On 13 July 1465, Pope Paul II appointed Capodilista senator at a ceremony in Rome. On 4 April 1470, in Padua, he drew up a will making his wife, Romea, daughter of Antonio Borromeo, the primary beneficiary of his landed wealth, concentrated in the Paduan district of Mandria. From September 1473 until October 1475, he was the podestà in Perugia. His tenure was marked by the theft of the Holy Ring, which almost led to war with Siena. In 1476, he served another term as Roman senator, in which capacity he confirmed the statutes of the cloth and wool merchants' guilds. He was succeeded at Rome by Pietro Chitani. He died not long after returning to Padua, in January or early February 1477. He was buried in the chapel of San Prosdocimo in the Basilica of Saint Anthony.

==Itinerario==
Capodilista's Itinerario is written as a guide for pilgrims. It contains practical advice, including the prayers one should say at each stop. It also includes itineraries for Mount Sinai and Saint Catherine's Monastery, which Capodilista did not visit himself. His account of the outward journey is detailed, perhaps to provide comfort to future pilgrims, for whom the long journey at sea was the most dangerous part. His account of the return journey is much shorter. He makes use of the Liber secretorum of Marino Sanuto the Elder and of the fantastic voyage of John Mandeville. He also appears to have exchanged notes with Roberto da Sanseverino, probably deriving his account of Sinai and Saint Catherine's from him. He dedicated the Itinerario to the nuns of San Bernardino in Padua.

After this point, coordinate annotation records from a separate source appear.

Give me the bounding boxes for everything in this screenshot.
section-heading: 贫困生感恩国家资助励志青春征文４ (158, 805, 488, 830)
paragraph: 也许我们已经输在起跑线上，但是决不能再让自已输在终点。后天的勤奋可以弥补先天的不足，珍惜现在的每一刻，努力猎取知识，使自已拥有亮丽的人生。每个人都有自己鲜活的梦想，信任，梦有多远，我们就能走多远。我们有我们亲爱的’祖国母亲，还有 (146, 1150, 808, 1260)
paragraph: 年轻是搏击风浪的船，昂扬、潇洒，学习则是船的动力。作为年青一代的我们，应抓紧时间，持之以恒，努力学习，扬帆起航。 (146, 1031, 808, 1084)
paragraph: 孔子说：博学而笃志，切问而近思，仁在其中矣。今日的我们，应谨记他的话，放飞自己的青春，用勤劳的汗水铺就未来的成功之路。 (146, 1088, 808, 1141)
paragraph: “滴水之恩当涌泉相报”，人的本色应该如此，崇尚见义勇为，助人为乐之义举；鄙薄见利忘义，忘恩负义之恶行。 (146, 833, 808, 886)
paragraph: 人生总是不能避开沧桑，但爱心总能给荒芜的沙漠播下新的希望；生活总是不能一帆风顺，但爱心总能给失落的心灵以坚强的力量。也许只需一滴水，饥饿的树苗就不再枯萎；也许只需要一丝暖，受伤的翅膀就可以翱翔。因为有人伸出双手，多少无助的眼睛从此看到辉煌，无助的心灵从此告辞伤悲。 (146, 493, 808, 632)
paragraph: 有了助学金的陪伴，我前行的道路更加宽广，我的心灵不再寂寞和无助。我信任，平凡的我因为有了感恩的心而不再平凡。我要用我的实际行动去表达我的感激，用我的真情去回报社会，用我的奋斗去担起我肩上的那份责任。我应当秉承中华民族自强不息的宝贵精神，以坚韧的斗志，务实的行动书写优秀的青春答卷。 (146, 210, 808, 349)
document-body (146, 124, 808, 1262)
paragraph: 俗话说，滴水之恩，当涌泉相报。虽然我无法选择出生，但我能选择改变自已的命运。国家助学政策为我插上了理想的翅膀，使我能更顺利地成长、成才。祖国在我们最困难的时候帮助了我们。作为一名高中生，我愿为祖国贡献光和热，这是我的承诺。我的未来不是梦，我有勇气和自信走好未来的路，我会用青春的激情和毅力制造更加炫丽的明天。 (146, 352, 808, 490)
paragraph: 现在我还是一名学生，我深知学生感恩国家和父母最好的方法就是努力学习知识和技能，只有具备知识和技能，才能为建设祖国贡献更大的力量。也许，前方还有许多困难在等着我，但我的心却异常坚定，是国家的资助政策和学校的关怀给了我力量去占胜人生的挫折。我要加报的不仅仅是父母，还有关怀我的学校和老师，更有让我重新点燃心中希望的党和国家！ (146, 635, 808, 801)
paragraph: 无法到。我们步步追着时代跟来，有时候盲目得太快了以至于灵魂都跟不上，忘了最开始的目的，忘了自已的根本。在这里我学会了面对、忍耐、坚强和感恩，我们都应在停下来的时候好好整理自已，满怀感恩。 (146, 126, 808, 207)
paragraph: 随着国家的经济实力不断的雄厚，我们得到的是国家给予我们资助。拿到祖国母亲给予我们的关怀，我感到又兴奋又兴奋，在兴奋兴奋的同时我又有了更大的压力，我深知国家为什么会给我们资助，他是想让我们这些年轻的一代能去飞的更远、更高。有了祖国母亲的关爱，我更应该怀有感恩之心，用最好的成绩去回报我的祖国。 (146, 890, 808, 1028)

Capodilista's Itinerario survives in four manuscripts. It was printed at Perugia during his time as podestà there. He was initially reluctant to publish it, but Paolo Boncambio persuaded him. Boncambio edited the text for publication, adding a Latin poem to the Virgin Mary by Gregory Tifernas and a prayer to Jesus in Italian verse. The name of the printer is not known. It may have been Johann Vydenast and company; Pietro da Colonia and Giovanni da Bamberga; Enrico Klayn; or Giovanni da Augusta. It was one of the earliest printings, if not the earliest, in Perugia, probably before 15 June 1475.

The Viaggio a Santo Sepolcro of Santo Brasca is based largely on Capodilista's Itinerario. More successful than its model, it was printed at Milan in 1481, 1497 and 1519.